Transcutaneous oxygen measurements are different (generally lower) and published normal transcutaneous oxygen partial pressures (PtcO2) for the chest and lower limb have defined tissue hypoxia as a value of < 40 mmHg (< 30 mmHg in some patients, < 50 mmHg in others). A study with thirty-two volunteers had transcutaneous oxygen measurements (TCOM) performed on the chest, upper and lower limbs breathing air, with leg then arm elevated [
33]. Results were: Room-air PtcO2 (mmHg, mean (95% confidence interval)) were: chest: 53.6 (48.7–58.5); upper arm: 60.0 (56.1−64.0); forearm: 52.3 (44.8–55.8); dorsum of hand: 50.2 (46.1–54.3); thenar eminence: 70.8 (67.7–73.8); hypothenar eminence: 77.9 (75.1–80.7); lateral leg: 50.2 (46.2–54.2); lateral malleolus: 50.5 (46.6–54.3); medial malleolus: 48.9 (45.6–52.1); dorsum, between first and second toe: 53.1 (49.2–57.0); dorsum, proximal to fifth toe: 58.5 (55.0–62.0); plantar, 1st MTP: 73.7 (70.3–77.1). Nineteen subjects had at least one room-air PtcO2 below 40 mmHg (nine upper limb, 13 lower limbs, four chest). Approximately 10% lower limb PtcO2 were < 100 mmHg on normobaric oxygen. Only one subject at one site had an upper limb PtcO2 < 100 mmHg breathing oxygen.
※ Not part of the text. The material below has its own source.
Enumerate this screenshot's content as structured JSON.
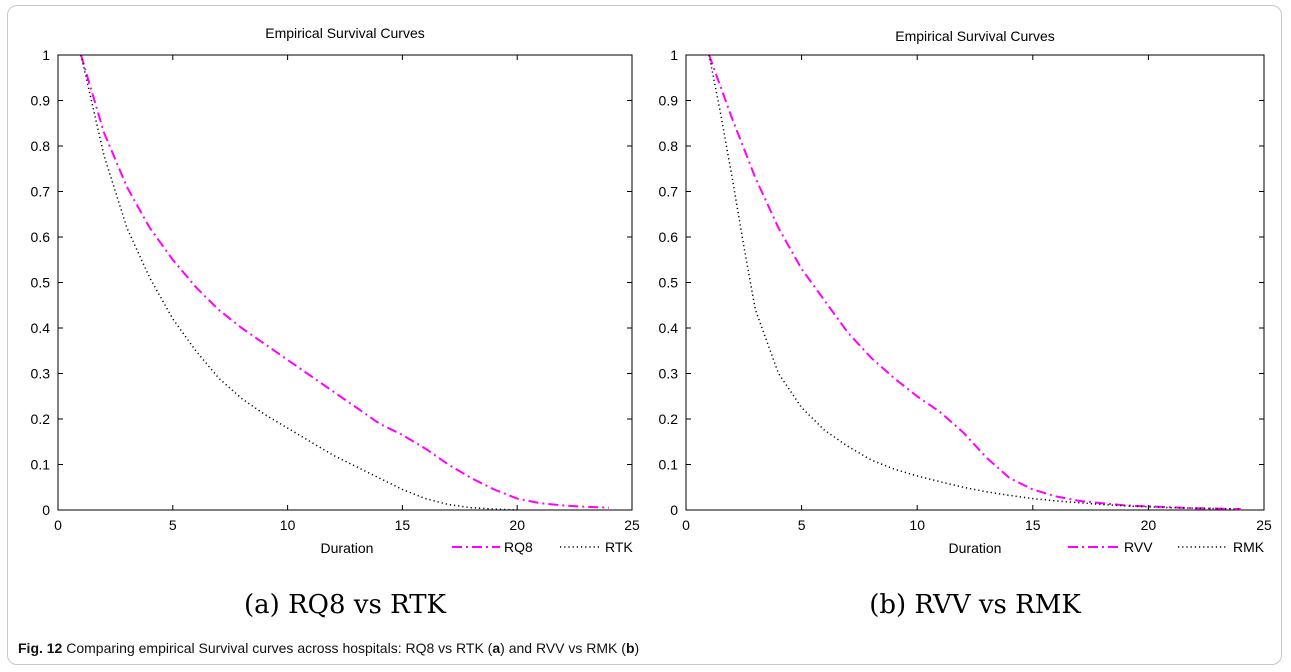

The broad dispersion in PtcO2 in this healthy cohort reflects the inherent biologic variability in dermal perfusion and oxygen delivery, making it difficult to define narrow, rigid ‘normal’ values. Thus, the authors stated that they cannot recommend a single PtcO2 value as ‘normal’ for the upper or lower limb. A thorough patient assessment is essential to establish appropriateness for hyperbaric oxygen therapy, with TCOM used as an aid to guide this decision and not as an absolute. Our standard deviation of 17 is by far too high and makes the resulting values very unreliable, overriding even the systematic shift between arterial blood draw and transcutaneous oxygen measurements (which is about 22 mmHg, or 76% of the arterial blood draw). This hints on the one hand to a correction factor to account for the systematic error for the body part measured, and on the other hand to the need a more robust protocol or measurement to gain transcutaneous pO2 to get a smaller variation and values that after correction would match or follow the same pattern as the values observed with i-STAT.
In the next step, the whole dataset was recalculated using i-STAT pO2 and pCO2 values, while leaving the initial hemoglobin and temperature values. As the software is expecting transcutaneous pO2 values, pO2 values used have been corrected with a factor of 0.76 to match the systematic difference between transcutaneous measurements and an arterial blood draw observed in our study.
Figure 2 shows the re-calculated Bland-Altman plots using this new dataset. Of course, pO2 and PCO2 have been excluded now, as these would be the same values. In addition, the right panel also shows on the left of each Bland-Altman plot a distribution plot of differences between measurements by the two methods. The red curve represents Normal distribution.
Figure 2 shows that while sodium, potassium, chloride and ionized Calcium are not altered significantly by using the i-STAT values for pO2 and pCO2 (Panels 1-4), pH (panel 5) shows a lower standard deviation of 0.08 from 0.11, bicarbonate (panel 6) shows a lower standard deviation of 4.17 from 5.32, the standard deviation for oxygen saturation very significantly decreases from 2.7 to 0.35 and the same is true for the standard deviation of total carbon dioxide, which decreases from 5.25 to 4.11, generally bringing the limits of agreement within the acceptable and clinically relevant range.
Table 2 compares the comfort level of the study participants for both approaches. Participants filled out the questionnaire directly after their participation.